Donald Trump on Monday signed two executive orders aimed at eliminating cashless bail for people accused of crimes in Washington DC and other jurisdictions, an escalation in his efforts to take control of law enforcement in the capital city and beyond.

The executive orders direct Washington and other localities to end their cashless bail programs, which allow people charged with crimes to leave jail while they await trial without paying what can be large sums of money. The order says that the federal government will reconsider funding decisions, services or approvals if Washington does not comply.

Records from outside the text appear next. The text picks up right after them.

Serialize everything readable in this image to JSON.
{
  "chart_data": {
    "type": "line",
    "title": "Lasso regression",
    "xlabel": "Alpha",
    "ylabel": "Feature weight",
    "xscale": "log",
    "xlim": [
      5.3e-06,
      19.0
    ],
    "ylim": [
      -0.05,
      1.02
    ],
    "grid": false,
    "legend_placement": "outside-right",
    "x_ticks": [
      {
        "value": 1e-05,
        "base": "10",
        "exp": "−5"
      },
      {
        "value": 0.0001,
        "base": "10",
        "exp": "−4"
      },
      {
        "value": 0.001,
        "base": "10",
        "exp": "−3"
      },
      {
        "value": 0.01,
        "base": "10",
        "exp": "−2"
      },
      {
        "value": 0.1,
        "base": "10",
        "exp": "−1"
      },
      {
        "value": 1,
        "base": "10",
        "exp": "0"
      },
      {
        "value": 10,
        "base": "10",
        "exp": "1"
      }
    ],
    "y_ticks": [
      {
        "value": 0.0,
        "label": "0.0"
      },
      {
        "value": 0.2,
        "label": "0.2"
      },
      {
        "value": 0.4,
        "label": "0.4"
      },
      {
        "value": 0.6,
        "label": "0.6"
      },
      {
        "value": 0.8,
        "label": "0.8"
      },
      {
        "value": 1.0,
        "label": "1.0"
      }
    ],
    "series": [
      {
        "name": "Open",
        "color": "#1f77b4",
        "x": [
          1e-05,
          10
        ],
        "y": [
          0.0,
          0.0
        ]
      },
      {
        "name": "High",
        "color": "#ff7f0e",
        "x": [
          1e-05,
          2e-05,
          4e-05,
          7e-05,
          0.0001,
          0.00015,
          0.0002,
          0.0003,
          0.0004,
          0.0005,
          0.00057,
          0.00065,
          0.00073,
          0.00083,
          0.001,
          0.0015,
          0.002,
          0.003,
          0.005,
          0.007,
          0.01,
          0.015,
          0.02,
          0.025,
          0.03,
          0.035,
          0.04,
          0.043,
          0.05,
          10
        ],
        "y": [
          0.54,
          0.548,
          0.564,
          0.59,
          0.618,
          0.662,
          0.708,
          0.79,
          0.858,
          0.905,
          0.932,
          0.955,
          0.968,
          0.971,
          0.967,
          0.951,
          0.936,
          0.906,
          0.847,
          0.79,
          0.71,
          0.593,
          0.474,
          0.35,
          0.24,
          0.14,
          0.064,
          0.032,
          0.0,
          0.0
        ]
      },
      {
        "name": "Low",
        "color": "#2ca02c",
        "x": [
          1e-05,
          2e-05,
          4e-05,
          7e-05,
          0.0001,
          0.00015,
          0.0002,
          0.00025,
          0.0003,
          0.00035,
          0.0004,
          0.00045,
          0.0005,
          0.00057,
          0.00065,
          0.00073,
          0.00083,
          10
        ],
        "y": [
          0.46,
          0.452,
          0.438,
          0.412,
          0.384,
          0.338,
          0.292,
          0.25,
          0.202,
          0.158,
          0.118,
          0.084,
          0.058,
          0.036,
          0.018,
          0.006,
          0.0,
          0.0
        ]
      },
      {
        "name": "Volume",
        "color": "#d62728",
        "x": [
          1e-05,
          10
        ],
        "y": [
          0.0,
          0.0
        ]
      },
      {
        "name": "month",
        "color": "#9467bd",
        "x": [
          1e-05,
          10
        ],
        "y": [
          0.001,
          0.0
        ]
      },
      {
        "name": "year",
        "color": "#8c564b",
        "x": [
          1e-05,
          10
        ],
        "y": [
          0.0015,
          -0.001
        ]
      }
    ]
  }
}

One order also instructs the attorney general, Pam Bondi, to identify jurisdictions across the US that have cashless bail policies and revokes federal funds and grants that go to those jurisdictions, according to the White House.

“They kill people and they get out,” Trump said about cashless bail in the Oval Office when he announced the order. “We’re ending it, but we’re starting by ending it in DC, and that we have the right to do through federalization,” he added.

Data shows that crime does not increase by any significant margin in places that have implemented cashless bail programs, as Washington did in 1992, and people released from prison without posting bond are extremely unlikely to commit violent crime. Nevertheless, Trump has taken aim at the policy and claimed it has contributed to the city’s violent crime rate, which last year hit a 30 year low.

Washington was one of the first jurisdictions to enact cashless bail, starting a trend of cities and states moving to a system that doesn’t lock people up for their inability to pay. In 2023, Illinois became the first state to enact cashless bail.

“You don’t even have to go to court sometimes,” Trump claimed falsely about Illinois in the White House Monday.

Trump has also falsely said that under cashless bail policies, “somebody murders somebody and they’re out on no cash bail before the day is out.” In Washington and other places with cashless bail, a judge can make a determination to detail someone pre-trial if they feel that the accused is a danger to the community or a flight risk, as is often the case with those accused of murder.

Jeremy Cherson, the director of communications for the Bail Project said Trump’s executive order would deepen inequities and waste taxpayer dollars. The Bail Project is a national organization that pushes for bail-related policy change and provides free bail assistance to low income people.

“The data is clear that bail reform has not led to increased crime,” he said. “While the president is right that the current system is broken, he is wrong about the solution.”

“What we’re pursuing is a system where safety, not wealth, determines release pretrial, and if you look at a lot of the jurisdictions across the country that have minimized or eliminated the use of cash bail, that’s what their systems do.”